When a week or two ago I ran the living off Kent produce idea past Stefano Cuomo at Macknade, he said he thought it was very achievable, but to succeed you would have to adapt. How right he was.
Doing this, you can't expect to walk into a shop, pick up oodles of goodies, go home, bung it in the oven and pop out a corker of a meal. This stuff needs thinking about and working at.

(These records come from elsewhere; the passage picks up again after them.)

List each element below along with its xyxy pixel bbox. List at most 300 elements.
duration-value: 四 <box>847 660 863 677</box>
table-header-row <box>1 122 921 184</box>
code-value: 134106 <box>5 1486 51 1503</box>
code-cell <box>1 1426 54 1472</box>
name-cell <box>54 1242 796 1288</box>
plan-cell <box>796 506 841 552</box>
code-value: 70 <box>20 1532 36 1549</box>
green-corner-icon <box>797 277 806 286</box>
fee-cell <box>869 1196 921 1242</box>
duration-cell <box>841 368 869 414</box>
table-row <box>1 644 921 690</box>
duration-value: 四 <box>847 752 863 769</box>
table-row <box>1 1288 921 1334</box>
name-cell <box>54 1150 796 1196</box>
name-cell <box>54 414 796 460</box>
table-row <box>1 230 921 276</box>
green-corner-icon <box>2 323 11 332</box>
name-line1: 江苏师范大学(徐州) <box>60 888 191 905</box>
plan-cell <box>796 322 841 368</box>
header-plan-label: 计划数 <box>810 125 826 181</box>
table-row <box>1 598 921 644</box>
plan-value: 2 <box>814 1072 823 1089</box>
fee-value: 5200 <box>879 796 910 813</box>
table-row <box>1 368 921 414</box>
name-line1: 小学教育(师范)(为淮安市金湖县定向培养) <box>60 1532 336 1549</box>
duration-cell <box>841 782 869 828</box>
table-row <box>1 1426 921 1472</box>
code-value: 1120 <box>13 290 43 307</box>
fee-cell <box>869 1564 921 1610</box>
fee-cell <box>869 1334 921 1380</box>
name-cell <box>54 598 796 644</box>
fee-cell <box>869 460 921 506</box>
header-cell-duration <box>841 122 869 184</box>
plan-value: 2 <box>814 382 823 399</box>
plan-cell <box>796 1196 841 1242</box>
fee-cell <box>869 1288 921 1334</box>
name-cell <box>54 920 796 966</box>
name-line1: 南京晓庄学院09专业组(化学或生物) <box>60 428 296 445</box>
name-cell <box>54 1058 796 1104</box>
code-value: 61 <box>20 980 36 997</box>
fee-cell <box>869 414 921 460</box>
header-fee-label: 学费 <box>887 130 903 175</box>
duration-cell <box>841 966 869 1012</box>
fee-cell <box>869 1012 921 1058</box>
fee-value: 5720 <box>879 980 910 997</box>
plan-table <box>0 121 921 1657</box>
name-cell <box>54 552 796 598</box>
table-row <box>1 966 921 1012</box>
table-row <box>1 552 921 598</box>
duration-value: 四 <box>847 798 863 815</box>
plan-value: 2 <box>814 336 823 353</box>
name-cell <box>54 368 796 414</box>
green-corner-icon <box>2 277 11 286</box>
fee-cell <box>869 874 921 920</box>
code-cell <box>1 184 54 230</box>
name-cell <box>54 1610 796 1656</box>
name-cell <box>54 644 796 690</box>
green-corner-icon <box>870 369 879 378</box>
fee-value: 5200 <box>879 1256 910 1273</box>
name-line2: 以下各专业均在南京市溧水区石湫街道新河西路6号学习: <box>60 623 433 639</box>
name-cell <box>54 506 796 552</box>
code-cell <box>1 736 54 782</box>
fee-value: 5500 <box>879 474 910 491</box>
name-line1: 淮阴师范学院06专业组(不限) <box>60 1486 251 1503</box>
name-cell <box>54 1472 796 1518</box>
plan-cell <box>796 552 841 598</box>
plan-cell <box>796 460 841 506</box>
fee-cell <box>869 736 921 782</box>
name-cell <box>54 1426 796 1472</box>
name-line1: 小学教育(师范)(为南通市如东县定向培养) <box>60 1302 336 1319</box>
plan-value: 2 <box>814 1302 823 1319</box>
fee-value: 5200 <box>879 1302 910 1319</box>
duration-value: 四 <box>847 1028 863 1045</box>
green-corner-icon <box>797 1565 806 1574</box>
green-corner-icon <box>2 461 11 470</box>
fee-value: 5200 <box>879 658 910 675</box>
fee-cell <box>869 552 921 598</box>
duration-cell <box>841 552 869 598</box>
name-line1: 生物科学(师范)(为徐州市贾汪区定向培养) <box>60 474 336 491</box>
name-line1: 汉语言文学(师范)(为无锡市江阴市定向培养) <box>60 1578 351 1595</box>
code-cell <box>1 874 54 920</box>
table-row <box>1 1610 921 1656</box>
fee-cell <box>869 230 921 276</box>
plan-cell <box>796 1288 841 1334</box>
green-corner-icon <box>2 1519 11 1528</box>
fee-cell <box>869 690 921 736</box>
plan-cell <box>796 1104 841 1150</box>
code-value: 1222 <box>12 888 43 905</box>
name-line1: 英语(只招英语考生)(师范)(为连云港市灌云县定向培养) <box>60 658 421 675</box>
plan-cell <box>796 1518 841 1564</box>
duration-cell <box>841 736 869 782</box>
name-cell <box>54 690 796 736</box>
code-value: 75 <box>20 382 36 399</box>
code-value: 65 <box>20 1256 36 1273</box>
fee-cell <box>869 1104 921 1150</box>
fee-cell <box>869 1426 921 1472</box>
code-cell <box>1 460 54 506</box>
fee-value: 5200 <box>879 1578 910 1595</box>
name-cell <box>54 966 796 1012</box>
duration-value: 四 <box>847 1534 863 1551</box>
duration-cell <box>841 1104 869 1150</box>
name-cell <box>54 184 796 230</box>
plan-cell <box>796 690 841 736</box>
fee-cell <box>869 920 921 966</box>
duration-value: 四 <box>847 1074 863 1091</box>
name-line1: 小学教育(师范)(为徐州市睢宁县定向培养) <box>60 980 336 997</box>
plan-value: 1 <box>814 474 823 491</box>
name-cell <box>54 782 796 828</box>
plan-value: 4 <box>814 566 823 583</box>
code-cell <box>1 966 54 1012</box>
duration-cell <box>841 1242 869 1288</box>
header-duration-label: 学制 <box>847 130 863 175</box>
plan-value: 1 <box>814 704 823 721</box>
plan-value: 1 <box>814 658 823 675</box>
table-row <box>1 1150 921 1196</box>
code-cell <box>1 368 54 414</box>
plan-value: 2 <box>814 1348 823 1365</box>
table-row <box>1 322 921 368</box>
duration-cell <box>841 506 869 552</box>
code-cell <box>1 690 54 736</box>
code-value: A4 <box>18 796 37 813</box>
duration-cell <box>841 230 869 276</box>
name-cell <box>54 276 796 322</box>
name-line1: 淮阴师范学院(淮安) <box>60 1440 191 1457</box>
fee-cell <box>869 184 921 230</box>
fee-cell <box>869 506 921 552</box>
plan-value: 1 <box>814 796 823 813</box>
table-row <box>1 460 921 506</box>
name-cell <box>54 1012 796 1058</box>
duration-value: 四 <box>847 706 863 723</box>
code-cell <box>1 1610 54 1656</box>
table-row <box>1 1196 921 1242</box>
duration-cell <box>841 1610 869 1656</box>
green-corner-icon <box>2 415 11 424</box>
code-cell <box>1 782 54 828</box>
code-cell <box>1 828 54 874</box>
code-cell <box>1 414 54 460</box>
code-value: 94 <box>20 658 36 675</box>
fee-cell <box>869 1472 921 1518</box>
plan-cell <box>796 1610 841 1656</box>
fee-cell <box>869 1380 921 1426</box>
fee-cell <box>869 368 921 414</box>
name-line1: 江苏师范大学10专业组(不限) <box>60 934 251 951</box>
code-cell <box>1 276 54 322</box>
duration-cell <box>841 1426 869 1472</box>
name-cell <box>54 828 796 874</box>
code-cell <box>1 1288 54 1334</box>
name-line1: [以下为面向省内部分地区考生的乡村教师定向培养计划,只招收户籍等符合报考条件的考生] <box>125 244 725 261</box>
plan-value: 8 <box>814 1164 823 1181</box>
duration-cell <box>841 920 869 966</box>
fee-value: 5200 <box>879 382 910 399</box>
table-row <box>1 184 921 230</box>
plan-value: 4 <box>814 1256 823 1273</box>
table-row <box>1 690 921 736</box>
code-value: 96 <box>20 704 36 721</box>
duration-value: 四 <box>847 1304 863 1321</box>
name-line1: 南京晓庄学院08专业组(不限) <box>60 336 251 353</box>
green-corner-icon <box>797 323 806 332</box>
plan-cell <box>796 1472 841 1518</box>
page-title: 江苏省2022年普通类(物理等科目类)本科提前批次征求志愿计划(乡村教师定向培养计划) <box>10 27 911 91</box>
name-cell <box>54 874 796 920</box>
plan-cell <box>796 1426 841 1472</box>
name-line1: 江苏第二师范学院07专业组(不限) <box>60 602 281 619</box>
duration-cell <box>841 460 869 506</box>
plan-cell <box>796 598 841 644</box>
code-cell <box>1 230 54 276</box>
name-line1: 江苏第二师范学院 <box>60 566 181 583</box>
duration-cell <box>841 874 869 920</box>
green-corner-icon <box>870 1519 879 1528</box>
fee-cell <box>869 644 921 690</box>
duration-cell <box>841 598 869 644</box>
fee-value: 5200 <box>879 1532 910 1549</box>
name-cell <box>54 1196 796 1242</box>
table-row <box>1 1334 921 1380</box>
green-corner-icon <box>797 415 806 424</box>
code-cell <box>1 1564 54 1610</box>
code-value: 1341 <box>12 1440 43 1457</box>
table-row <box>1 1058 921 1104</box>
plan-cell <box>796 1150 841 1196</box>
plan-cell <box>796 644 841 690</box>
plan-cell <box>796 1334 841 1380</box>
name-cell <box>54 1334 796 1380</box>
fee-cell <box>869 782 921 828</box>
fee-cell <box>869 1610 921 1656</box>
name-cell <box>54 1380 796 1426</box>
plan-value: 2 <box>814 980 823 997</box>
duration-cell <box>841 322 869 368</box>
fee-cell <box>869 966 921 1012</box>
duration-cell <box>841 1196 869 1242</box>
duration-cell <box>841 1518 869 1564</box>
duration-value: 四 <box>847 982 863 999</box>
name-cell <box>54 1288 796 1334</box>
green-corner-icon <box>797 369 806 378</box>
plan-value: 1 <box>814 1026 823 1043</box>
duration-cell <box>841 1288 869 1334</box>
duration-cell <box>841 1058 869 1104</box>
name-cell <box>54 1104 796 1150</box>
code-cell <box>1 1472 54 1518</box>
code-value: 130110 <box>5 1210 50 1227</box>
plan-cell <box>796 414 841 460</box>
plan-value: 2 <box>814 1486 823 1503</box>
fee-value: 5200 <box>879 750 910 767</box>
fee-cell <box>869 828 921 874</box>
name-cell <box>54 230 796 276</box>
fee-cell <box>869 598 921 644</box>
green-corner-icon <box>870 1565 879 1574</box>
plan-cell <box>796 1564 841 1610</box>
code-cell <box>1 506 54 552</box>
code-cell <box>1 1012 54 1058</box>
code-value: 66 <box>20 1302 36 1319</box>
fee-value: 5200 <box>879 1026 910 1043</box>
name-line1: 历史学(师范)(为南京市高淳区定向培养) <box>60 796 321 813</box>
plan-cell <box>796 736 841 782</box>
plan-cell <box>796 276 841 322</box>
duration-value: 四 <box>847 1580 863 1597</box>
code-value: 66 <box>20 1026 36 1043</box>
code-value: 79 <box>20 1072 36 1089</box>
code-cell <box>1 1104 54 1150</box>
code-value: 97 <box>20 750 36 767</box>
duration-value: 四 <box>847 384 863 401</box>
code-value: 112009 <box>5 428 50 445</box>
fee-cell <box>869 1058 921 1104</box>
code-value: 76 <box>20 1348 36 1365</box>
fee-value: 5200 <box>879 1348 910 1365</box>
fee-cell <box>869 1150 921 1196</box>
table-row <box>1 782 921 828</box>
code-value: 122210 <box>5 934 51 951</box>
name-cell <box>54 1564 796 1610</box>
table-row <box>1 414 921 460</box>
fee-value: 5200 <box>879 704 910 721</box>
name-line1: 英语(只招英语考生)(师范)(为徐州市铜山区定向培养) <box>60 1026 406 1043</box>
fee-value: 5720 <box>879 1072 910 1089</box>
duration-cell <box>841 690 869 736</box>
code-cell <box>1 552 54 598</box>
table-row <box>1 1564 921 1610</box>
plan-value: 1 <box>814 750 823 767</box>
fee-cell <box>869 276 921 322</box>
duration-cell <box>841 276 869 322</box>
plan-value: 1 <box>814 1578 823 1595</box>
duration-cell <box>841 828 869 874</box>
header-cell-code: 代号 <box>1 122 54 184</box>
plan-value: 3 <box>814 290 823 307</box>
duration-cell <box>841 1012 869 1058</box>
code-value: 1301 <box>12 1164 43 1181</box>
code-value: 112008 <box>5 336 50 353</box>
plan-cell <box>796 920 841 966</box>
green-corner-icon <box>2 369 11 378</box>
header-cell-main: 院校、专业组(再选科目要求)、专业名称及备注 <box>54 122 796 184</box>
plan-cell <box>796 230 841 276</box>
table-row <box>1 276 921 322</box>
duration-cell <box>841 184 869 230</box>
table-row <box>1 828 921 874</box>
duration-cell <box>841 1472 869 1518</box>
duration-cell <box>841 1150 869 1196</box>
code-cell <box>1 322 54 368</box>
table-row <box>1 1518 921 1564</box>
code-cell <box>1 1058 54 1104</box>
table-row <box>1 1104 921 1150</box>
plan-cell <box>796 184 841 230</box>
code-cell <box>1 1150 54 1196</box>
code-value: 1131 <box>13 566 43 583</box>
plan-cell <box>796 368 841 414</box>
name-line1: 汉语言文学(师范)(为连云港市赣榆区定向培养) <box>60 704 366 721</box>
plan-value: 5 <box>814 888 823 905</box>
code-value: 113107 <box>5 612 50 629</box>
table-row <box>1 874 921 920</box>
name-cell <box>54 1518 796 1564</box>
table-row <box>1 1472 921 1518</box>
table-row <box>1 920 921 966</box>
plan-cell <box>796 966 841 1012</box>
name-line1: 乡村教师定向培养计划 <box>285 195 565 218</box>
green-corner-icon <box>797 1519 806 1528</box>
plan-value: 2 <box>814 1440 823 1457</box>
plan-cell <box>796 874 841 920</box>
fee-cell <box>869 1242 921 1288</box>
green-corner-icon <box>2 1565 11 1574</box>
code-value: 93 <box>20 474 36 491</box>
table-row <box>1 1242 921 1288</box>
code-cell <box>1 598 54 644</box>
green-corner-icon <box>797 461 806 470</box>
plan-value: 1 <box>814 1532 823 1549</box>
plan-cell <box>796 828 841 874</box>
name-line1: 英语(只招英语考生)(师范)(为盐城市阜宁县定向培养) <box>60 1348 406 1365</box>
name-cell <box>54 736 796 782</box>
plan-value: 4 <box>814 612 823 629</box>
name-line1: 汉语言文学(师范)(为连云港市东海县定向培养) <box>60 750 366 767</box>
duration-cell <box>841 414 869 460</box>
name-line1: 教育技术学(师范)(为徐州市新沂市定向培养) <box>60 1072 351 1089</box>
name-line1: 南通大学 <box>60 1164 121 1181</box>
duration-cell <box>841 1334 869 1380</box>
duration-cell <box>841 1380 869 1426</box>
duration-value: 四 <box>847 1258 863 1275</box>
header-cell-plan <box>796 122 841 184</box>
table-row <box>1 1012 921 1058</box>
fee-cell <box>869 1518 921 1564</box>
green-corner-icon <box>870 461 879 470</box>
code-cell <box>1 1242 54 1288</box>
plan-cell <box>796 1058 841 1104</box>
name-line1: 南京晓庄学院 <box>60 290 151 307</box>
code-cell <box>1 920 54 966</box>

It also takes up a lot of time.
So far we have been able to source a variety of meats, vegetables, fruit, cheeses, milk, fish, soft drinks, wine and eggs from just the local area, say within five miles of Faversham. But shopkeepers themselves don't make it easy, often it can really be a case of hunt the Kent item. Even some of the most hallowed of local produce food halls seem diffident about saying their products are from Kent . Rather, the weasly word “local” is ubiquitously sprayed across everything. Given local in the hands of some retailers is about as meaningful as “fresh” that really isn’t at all helpful
So, Lesson No. 2 - it’s high time good quality retailers came out of the Kentish closet and started labelling the produce clearly; if your goods are allegedly “local” why not say where it’s from more?
Thumbs ups all round so far to Macknade Fine Foods, Snoad Farm Meats, David Simmons and Bluey Walpole, who have come up with the goods, literally, in their respective fields.
Off today to resolve the Great Kent Butter Mystery, more on that tomorrow.